Welfare reform had shifted SSHA’s way of thinking, and they began to assess and look at risk, and take a risk-based approach to arrears. They wanted to identify those tenants at risk of being affected by welfare reform and then respond with an appropriate approach to rent collection.
“RentSense reduced our caseload by over 80%, our HMS was recommending around 4,500 each week whereas RentSense recommends around 750. In the early days we would double-check the caseload, as it seemed so low, but it (RentSense) is picking up the cases we need to action, and not missing any,” commented Samantha.
The investment in RentSense created capacity, which was critical for the income team to be able to manage a more complex caseload created by on-going welfare reform.
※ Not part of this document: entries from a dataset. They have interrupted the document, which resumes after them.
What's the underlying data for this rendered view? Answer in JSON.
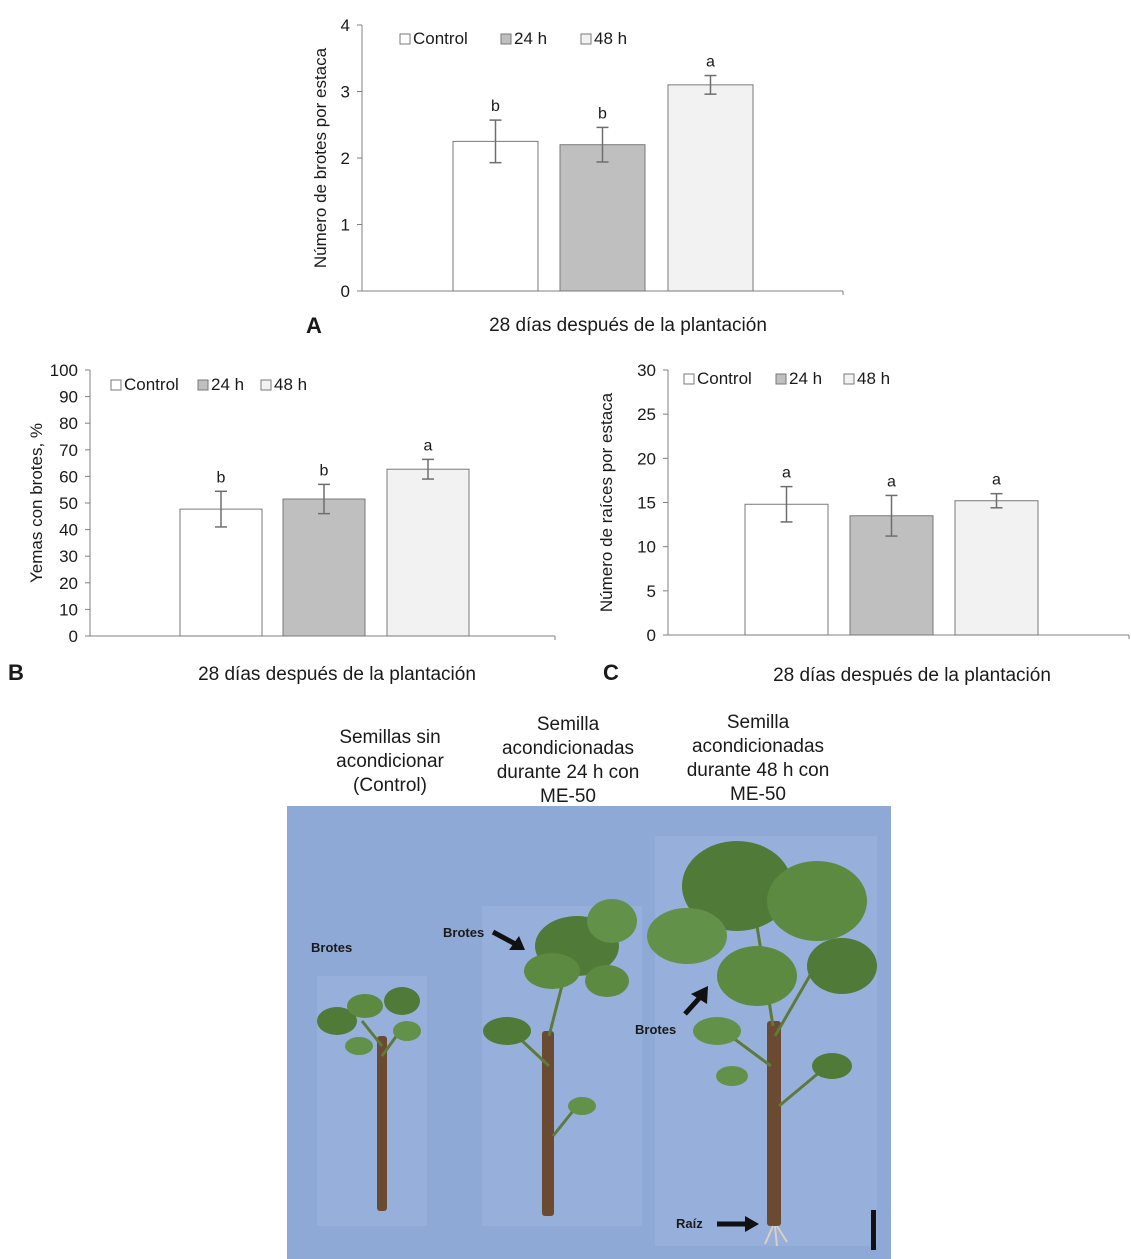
{
  "panel_letters": {
    "A": "A",
    "B": "B",
    "C": "C"
  },
  "chart_data": [
    {
      "type": "bar",
      "panel": "A",
      "ylabel": "Número de brotes por estaca",
      "xlabel": "28 días después de la plantación",
      "ylim": [
        0,
        4
      ],
      "yticks": [
        "0",
        "1",
        "2",
        "3",
        "4"
      ],
      "series": [
        {
          "name": "Control",
          "value": 2.25,
          "error": 0.32,
          "letter": "b",
          "color": "#ffffff"
        },
        {
          "name": "24 h",
          "value": 2.2,
          "error": 0.26,
          "letter": "b",
          "color": "#bfbfbf"
        },
        {
          "name": "48 h",
          "value": 3.1,
          "error": 0.14,
          "letter": "a",
          "color": "#f2f2f2"
        }
      ],
      "legend": "top-left",
      "grid": false
    },
    {
      "type": "bar",
      "panel": "B",
      "ylabel": "Yemas con brotes, %",
      "xlabel": "28 días después de la plantación",
      "ylim": [
        0,
        100
      ],
      "yticks": [
        "0",
        "10",
        "20",
        "30",
        "40",
        "50",
        "60",
        "70",
        "80",
        "90",
        "100"
      ],
      "series": [
        {
          "name": "Control",
          "value": 47.7,
          "error": 6.7,
          "letter": "b",
          "color": "#ffffff"
        },
        {
          "name": "24 h",
          "value": 51.5,
          "error": 5.5,
          "letter": "b",
          "color": "#bfbfbf"
        },
        {
          "name": "48 h",
          "value": 62.7,
          "error": 3.7,
          "letter": "a",
          "color": "#f2f2f2"
        }
      ],
      "legend": "top-left",
      "grid": false
    },
    {
      "type": "bar",
      "panel": "C",
      "ylabel": "Número de raíces por estaca",
      "xlabel": "28 días después de la plantación",
      "ylim": [
        0,
        30
      ],
      "yticks": [
        "0",
        "5",
        "10",
        "15",
        "20",
        "25",
        "30"
      ],
      "series": [
        {
          "name": "Control",
          "value": 14.8,
          "error": 2.0,
          "letter": "a",
          "color": "#ffffff"
        },
        {
          "name": "24 h",
          "value": 13.5,
          "error": 2.3,
          "letter": "a",
          "color": "#bfbfbf"
        },
        {
          "name": "48 h",
          "value": 15.2,
          "error": 0.8,
          "letter": "a",
          "color": "#f2f2f2"
        }
      ],
      "legend": "top-left",
      "grid": false
    }
  ],
  "photo": {
    "captions": [
      [
        "Semillas sin",
        "acondicionar",
        "(Control)"
      ],
      [
        "Semilla",
        "acondicionadas",
        "durante 24 h con",
        "ME-50"
      ],
      [
        "Semilla",
        "acondicionadas",
        "durante 48 h con",
        "ME-50"
      ]
    ],
    "labels": {
      "brotes_1": "Brotes",
      "brotes_2": "Brotes",
      "brotes_3": "Brotes",
      "raiz": "Raíz"
    },
    "background_color": "#8fa9d6"
  }
}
“If we did not have RentSense we have would have to increase the team by four FTE just to get through all the cases flagged by the HMS, many of which are not genuine arrears cases,” highlights Samantha.
It is also helping the income function be more efficient and effective with their workload as Jan explains:
“RentSense is much more effective in enabling officers to prepare for their calls. It cleverly filters cases into groups, such as UC, under occupiers, our intervention pilots and so on so they are just looking at cases they need to and they can get in a rhythm.”
Alongside RentSense, SSHA have tested various pilots in terms of looking to deliver further efficiencies to mitigate on-going welfare reform, as their own internal research shows that Universal Credit cases take three times as long to manage, as other cases. However, as an organisation they are aware they have limited resource so it has to be a proportionate response.
“The question we wanted to ask was, if we pared back our approach would evictions and arrears rise, and were there issues with vulnerabilities?” explains Jan.
So SSHA created groups of customers to test the theory. One group got business as usual, another group of customers had support stripped right back to the regulatory minimum. In the first three months of that pilot arrears did initially increase for the group where SSHA were offering limited support, but after that period their arrears started to reduce, and the group SSHA were offering normal levels of support to their arrears rose and crossed over.
“By reducing the hand holding this created capacity for an additional 95 arrears cases. This pilot cost no money and now we can more appropriately target our resources,” explains Samantha.
“This piece of work helped identify where we can create capacity with a proportionate response, we are looking at what will be our optimum performance with the least amount of resource and that is why RentSense is key.” Commented Jan.
The change in regulation and welfare raise many challenges for social landlords and ones that will not go away according to Jan:
“The social housing environment will never be the same again, even with 1% rent cut housing associations have made it work and still developed.”
Once Universal Credit is fully deployed SSHA expect 30%of their tenants to be claiming UC. Whereas many landlords may look to invest in additional headcount to counter this transition, SSHA’s income function has remained at four FTE since investing in RentSense, and officers maintain a patch of 1,500.
“We invested in RentSense instead of additional resource and our arrears have reduced year on year whilst the risks and challenges have increased throughout. The risk has been higher, the resource has been static and yet arrears have come down, that is because of how we have targeted our resource, and that comes down to RentSense,” explains Jan.
“Operationally it helps at every level. We can plan for leave and allocate other people’s workload to other officers when people away, we plan this up to three months in advance now as we can map everyone’s leave out,” highlights Samantha. “The team trust the system and don’t feel swamped and it has improved morale and performance.”
“We could develop, invest and make different choices but the world changed and won’t change back. You have decisions where you can spend your resource and this is one case where a software solution saves you capacity and de-risks against the threat,” concludes Jan.